Indian debt markets in December 2025 navigated a
complex mix of supportive domestic policy actions and
constraining external and supply-side pressures,
resulting in a month of modest yield softening rather than
a sustained rally. Government bond yields eased
meaningfully through the middle of the month as the
Reserve Bank of India stepped up liquidity support, but
those gains were partly retraced toward month-end amid
heavy borrowing supply, currency weakness and global
rate headwinds. The benchmark 10-year government
security yield began December near 6.85%, declined
steadily as RBI interventions took effect, touched a low of
around 6.54% on December 24, and then stabilized in the
6.60–6.61% range by the end of the month.
Despite the late-month uptick, yields finished December
lower than they began, translating into positive returns
for duration-sensitive bond funds, although the extent of
gains remained capped. The RBI played a central role in
shaping market dynamics during the month, delivering a
25 basis point repo rate cut to 5.25% and complementing
it with large-scale liquidity measures, including open
market operations (OMOs) totalling roughly ₹2 trillion in
December alone and cumulative purchases exceeding ₹3
trillion for FY26, the highest on record. These bond
purchases, focused largely on the 6–7 year segment
such as the widely traded 6.33% 2035 bond, significantly
eased systemic liquidity conditions and compressed
term premiums, offering relief to a market that had been
grappling with cash shortages stemming from currency
in circulation outflows and RBI forex interventions.
Additional support came from USD 5 billion buy/sell
swaps, which injected durable rupee liquidity of ₹2–3
trillion and helped anchor overnight rates closer to the
repo rate. At the shorter end of the curve, one-year
government bond yields remained relatively stable in the
5.84–5.90% range, while overnight index swap (OIS)
rates between 5.46% and 5.76% early in the month
reflected intermittent liquidity tightness that gradually
eased as RBI measures filtered through the system. Even
with these actions, however, liquidity conditions were not
unambiguously comfortable: surplus liquidity declined to
around ₹3.3 trillion at times, and RBI infusions had to
counter an estimated ₹1.5–2 trillion drain from strong
credit demand and ongoing forex operations.

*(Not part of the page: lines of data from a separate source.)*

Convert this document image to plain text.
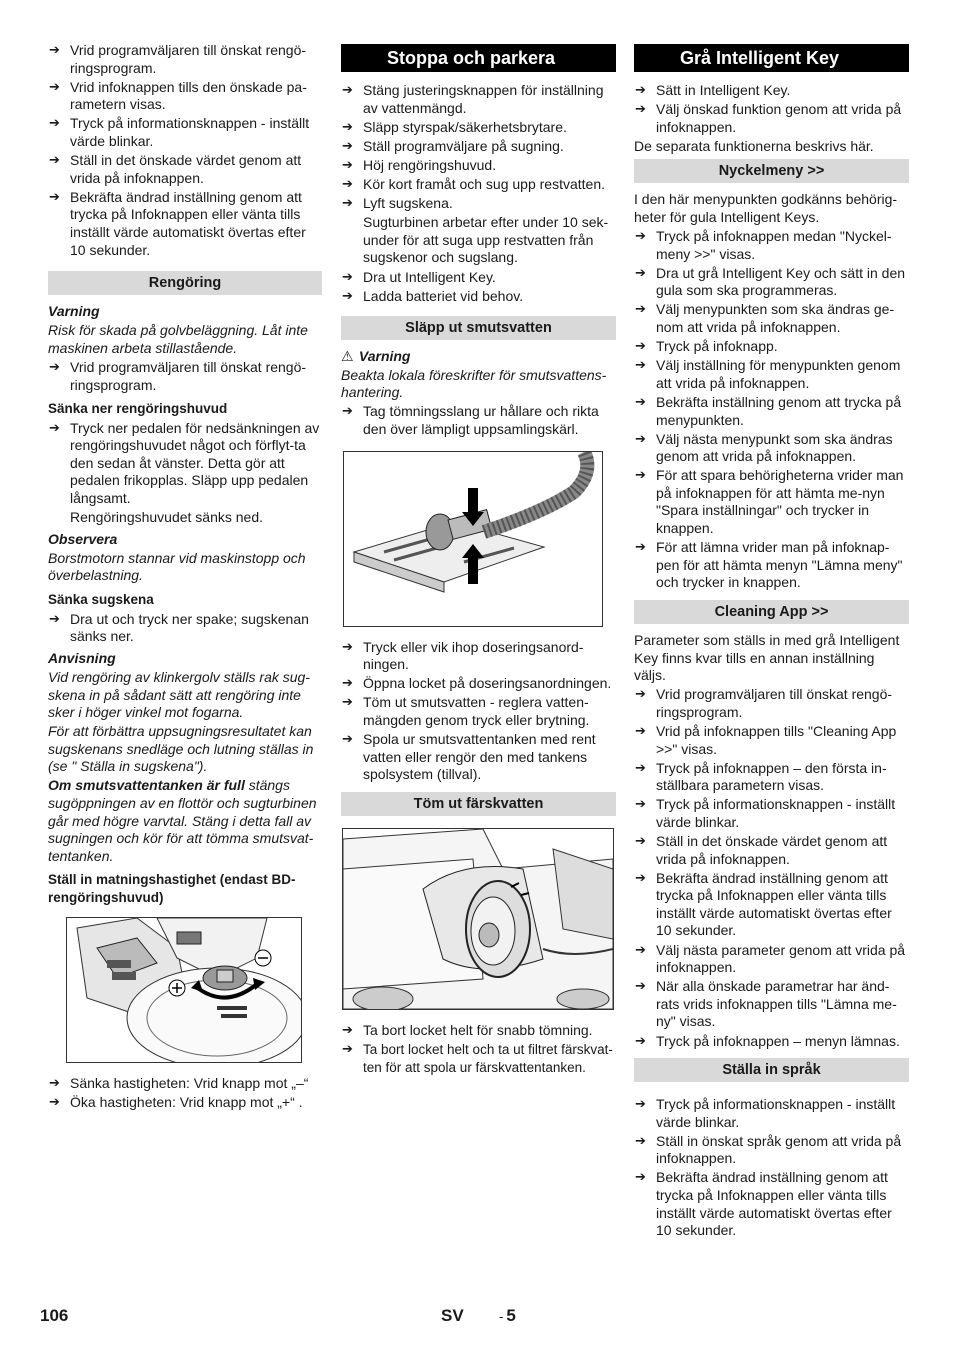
➔ Vrid programväljaren till önskat rengö-ringsprogram.
➔ Vrid infoknappen tills den önskade pa-rametern visas.
➔ Tryck på informationsknappen - inställt värde blinkar.
➔ Ställ in det önskade värdet genom att vrida på infoknappen.
➔ Bekräfta ändrad inställning genom att trycka på Infoknappen eller vänta tills inställt värde automatiskt övertas efter 10 sekunder.
Rengöring
Varning
Risk för skada på golvbeläggning. Låt inte maskinen arbeta stillastående.
➔ Vrid programväljaren till önskat rengö-ringsprogram.
Sänka ner rengöringshuvud
➔ Tryck ner pedalen för nedsänkningen av rengöringshuvudet något och förflyt-ta den sedan åt vänster. Detta gör att pedalen frikopplas. Släpp upp pedalen långsamt.
Rengöringshuvudet sänks ned.
Observera
Borstmotorn stannar vid maskinstopp och överbelastning.
Sänka sugskena
➔ Dra ut och tryck ner spake; sugskenan sänks ner.
Anvisning
Vid rengöring av klinkergolv ställs rak sug-skena in på sådant sätt att rengöring inte sker i höger vinkel mot fogarna.
För att förbättra uppsugningsresultatet kan sugskenans snedläge och lutning ställas in (se " Ställa in sugskena").
Om smutsvattentanken är full stängs sugöppningen av en flottör och sugturbinen går med högre varvtal. Stäng i detta fall av sugningen och kör för att tömma smutsvat-tentanken.
Ställ in matningshastighet (endast BD-rengöringshuvud)
➔ Sänka hastigheten: Vrid knapp mot „–“
➔ Öka hastigheten: Vrid knapp mot „+“ .
Stoppa och parkera
➔ Stäng justeringsknappen för inställning av vattenmängd.
➔ Släpp styrspak/säkerhetsbrytare.
➔ Ställ programväljare på sugning.
➔ Höj rengöringshuvud.
➔ Kör kort framåt och sug upp restvatten.
➔ Lyft sugskena.
Sugturbinen arbetar efter under 10 sek-under för att suga upp restvatten från sugskenor och sugslang.
➔ Dra ut Intelligent Key.
➔ Ladda batteriet vid behov.
Släpp ut smutsvatten
⚠ Varning
Beakta lokala föreskrifter för smutsvattens-hantering.
➔ Tag tömningsslang ur hållare och rikta den över lämpligt uppsamlingskärl.
➔ Tryck eller vik ihop doseringsanord-ningen.
➔ Öppna locket på doseringsanordningen.
➔ Töm ut smutsvatten - reglera vatten-mängden genom tryck eller brytning.
➔ Spola ur smutsvattentanken med rent vatten eller rengör den med tankens spolsystem (tillval).
Töm ut färskvatten
➔ Ta bort locket helt för snabb tömning.
➔ Ta bort locket helt och ta ut filtret färskvat-ten för att spola ur färskvattentanken.
Grå Intelligent Key
➔ Sätt in Intelligent Key.
➔ Välj önskad funktion genom att vrida på infoknappen.
De separata funktionerna beskrivs här.
Nyckelmeny >>
I den här menypunkten godkänns behörig-heter för gula Intelligent Keys.
➔ Tryck på infoknappen medan "Nyckel-meny >>" visas.
➔ Dra ut grå Intelligent Key och sätt in den gula som ska programmeras.
➔ Välj menypunkten som ska ändras ge-nom att vrida på infoknappen.
➔ Tryck på infoknapp.
➔ Välj inställning för menypunkten genom att vrida på infoknappen.
➔ Bekräfta inställning genom att trycka på menypunkten.
➔ Välj nästa menypunkt som ska ändras genom att vrida på infoknappen.
➔ För att spara behörigheterna vrider man på infoknappen för att hämta me-nyn "Spara inställningar" och trycker in knappen.
➔ För att lämna vrider man på infoknap-pen för att hämta menyn "Lämna meny" och trycker in knappen.
Cleaning App >>
Parameter som ställs in med grå Intelligent Key finns kvar tills en annan inställning väljs.
➔ Vrid programväljaren till önskat rengö-ringsprogram.
➔ Vrid på infoknappen tills "Cleaning App >>" visas.
➔ Tryck på infoknappen – den första in-ställbara parametern visas.
➔ Tryck på informationsknappen - inställt värde blinkar.
➔ Ställ in det önskade värdet genom att vrida på infoknappen.
➔ Bekräfta ändrad inställning genom att trycka på Infoknappen eller vänta tills inställt värde automatiskt övertas efter 10 sekunder.
➔ Välj nästa parameter genom att vrida på infoknappen.
➔ När alla önskade parametrar har änd-rats vrids infoknappen tills "Lämna me-ny" visas.
➔ Tryck på infoknappen – menyn lämnas.
Ställa in språk
➔ Tryck på informationsknappen - inställt värde blinkar.
➔ Ställ in önskat språk genom att vrida på infoknappen.
➔ Bekräfta ändrad inställning genom att trycka på Infoknappen eller vänta tills inställt värde automatiskt övertas efter 10 sekunder.
106	SV	- 5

On the fiscal and supply side, persistent pressures
limited the scope for a deeper rally in yields. The
government’s borrowing program remained heavy, with
record state development loan (SDL) issuances in the
December quarter and a particularly large supply pipeline for
Q4, which weighed on demand-supply dynamics even as
OMOs absorbed some of the pressure. Concerns around
fiscal slippage also lingered, driven by a combination of tax
cuts, moderation in GST collections, and a high central
government debt burden—estimated at over 60% of total
market borrowings—which kept investors cautious about
aggressively extending duration. Banks’ holdings of
government securities fell to around 35.3% year-on-year,
indicating some balance-sheet constraints, while pension
funds showed signs of reallocating toward equities amid
strong stock market performance, reducing a traditionally
stable source of long-term demand.
Currency movements further complicated the picture, as the
rupee depreciated sharply by nearly 2% during December,
slipping to around 90.8 per US dollar amid heightened global
risk aversion, US tariff announcements of up to 50% on
certain trade fronts, and a firm dollar environment. This
depreciation raised concerns about imported inflation and
triggered bouts of foreign portfolio investor outflows from
the debt market, contributing to intermittent yield hardening
despite domestic easing. Inflation data at home remained
benign, supported by falling food prices, favourable base
effects and a decline of about 4.4% in global crude oil prices,
but global inflation persistence and the risk of currency
pass-through prevented markets from pricing in an
aggressive or front-loaded easing cycle.
Global factors continued to exert influence throughout the
month, with US Treasury yields holding above 4%, limiting
the relative attractiveness of Indian debt, while ongoing
tightening bias in parts of Europe, China’s deflationary
signals, and broader geopolitical uncertainties added to
volatility. Strong domestic macro data also played a
nuanced role: Q2 GDP growth of about 8.2% year-on-year led
to upward revisions of FY26 growth expectations toward
7.2%, reinforcing confidence in the economy but
simultaneously tempering expectations of sharp rate cuts
and anchoring longer-term yields.
As a result, while the RBI’s dovish stance and liquidity
operations successfully stabilized the bond market and
delivered moderate gains, especially in the belly of the curve,
external headwinds, fiscal supply pressures and currency
risks ensured that December 2025 remained a month of
measured easing rather than a decisive bond rally,
leaving the market balanced between supportive policy
and persistent structural constraints heading into 2026.